Soul Searching Tonight Poem by Jeri Martindale

Soul Searching Tonight



Come on, get up, get in, shut the door; Time to go for a spin; it's been a long while since I've went soul searching.

Turn it up, bang your head, light me up a cigarette. The atmosphere isn't quite ready yet, we may have to ride around for a bit, I can't find my soul in the wrong mindset.

Oh yeah, here we go, I feel my EGO letting go, no longer strangling my neck so tightly, a calmness now wrapped round me slightly.

One day I will figure out how to feel like this each and every day without having to escape on purpose.

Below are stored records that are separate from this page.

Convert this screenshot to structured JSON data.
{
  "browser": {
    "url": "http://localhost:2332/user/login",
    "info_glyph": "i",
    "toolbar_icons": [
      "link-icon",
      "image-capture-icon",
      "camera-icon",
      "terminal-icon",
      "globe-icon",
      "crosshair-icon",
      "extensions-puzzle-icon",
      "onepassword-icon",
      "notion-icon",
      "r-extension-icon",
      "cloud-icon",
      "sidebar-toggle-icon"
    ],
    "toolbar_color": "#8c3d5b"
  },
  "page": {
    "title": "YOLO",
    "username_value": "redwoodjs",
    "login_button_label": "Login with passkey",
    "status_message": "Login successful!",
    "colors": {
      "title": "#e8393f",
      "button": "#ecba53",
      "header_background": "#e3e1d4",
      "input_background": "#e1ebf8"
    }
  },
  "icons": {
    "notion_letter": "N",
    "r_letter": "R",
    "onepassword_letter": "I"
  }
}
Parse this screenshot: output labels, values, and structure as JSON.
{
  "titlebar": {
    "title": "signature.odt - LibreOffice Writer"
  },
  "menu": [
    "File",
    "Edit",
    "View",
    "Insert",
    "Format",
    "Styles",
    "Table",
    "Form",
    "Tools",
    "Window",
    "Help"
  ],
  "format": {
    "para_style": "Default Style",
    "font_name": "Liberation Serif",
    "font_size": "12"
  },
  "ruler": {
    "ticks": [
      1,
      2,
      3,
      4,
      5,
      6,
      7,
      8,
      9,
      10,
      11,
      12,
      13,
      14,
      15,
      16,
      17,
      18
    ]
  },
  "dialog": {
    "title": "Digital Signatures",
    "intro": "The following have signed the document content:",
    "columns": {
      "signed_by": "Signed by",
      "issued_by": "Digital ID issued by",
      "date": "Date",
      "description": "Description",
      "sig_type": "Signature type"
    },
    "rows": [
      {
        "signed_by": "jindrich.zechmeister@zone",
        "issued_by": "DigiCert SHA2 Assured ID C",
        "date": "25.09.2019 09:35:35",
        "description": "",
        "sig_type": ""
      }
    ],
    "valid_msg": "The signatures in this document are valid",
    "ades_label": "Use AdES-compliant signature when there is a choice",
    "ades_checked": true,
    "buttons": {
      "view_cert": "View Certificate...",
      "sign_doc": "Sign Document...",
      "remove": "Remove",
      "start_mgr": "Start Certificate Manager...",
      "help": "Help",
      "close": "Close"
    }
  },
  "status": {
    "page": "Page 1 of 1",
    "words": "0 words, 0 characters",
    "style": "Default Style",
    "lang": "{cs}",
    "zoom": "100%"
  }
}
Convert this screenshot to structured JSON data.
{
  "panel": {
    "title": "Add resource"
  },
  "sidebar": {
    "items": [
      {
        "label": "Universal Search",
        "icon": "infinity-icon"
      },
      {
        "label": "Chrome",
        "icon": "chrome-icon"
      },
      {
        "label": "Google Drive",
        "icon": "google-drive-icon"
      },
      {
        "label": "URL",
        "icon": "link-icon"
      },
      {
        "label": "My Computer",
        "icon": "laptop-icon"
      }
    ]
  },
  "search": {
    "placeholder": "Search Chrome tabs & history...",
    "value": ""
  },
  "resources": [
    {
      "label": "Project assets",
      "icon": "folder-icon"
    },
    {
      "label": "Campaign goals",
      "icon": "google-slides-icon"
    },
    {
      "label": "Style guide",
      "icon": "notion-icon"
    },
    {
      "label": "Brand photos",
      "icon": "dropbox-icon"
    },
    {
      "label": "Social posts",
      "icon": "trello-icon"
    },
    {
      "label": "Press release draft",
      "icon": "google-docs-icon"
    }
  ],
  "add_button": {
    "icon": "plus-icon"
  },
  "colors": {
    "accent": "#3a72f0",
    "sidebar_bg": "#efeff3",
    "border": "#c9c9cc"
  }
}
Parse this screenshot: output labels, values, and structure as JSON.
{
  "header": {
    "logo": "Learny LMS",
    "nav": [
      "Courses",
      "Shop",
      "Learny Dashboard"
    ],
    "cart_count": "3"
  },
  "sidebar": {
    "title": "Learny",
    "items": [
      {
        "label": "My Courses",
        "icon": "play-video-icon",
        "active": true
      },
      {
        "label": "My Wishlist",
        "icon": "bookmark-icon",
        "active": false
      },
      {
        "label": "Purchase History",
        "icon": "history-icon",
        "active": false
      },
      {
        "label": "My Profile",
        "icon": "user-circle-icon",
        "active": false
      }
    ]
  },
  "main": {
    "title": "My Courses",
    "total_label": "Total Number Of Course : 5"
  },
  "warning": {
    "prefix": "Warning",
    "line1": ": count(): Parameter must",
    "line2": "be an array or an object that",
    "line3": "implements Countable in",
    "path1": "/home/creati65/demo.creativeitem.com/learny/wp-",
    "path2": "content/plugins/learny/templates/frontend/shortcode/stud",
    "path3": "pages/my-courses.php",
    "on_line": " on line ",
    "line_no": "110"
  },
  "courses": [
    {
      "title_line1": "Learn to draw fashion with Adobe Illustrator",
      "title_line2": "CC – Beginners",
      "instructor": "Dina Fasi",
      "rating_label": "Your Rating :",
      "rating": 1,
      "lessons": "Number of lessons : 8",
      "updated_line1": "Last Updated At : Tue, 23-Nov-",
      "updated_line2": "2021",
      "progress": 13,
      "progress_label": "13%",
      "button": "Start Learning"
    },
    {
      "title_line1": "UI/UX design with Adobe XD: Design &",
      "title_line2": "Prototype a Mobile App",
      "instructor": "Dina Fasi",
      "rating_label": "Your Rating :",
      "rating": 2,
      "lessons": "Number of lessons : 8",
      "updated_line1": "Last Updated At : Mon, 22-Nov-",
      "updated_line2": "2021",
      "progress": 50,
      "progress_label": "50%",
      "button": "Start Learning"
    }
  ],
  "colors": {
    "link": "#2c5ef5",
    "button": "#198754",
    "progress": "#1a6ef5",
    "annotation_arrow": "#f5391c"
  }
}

You see, I only see the beautiful side of myself on days like this, my heart pounding inside my chest.

What am i so afraid of hiding, aren't we supposed to always show this side of ourselves right now in the present, to behave wildly?

Breathe, inhale, take a deep breath, the woman I know inside of me is much less frightening that the one that the world gets.

I open my eyes the room is filled with smoke. Read the message we can shine like never before.

I do not share her with many, even though she would cure and heal in the end, she was there from the very beginning.

I let go now, no more hiding; forgive, let go, smile, perfect timing;
I pretend no one is watching me, released this power no longer inside of me slowly dying.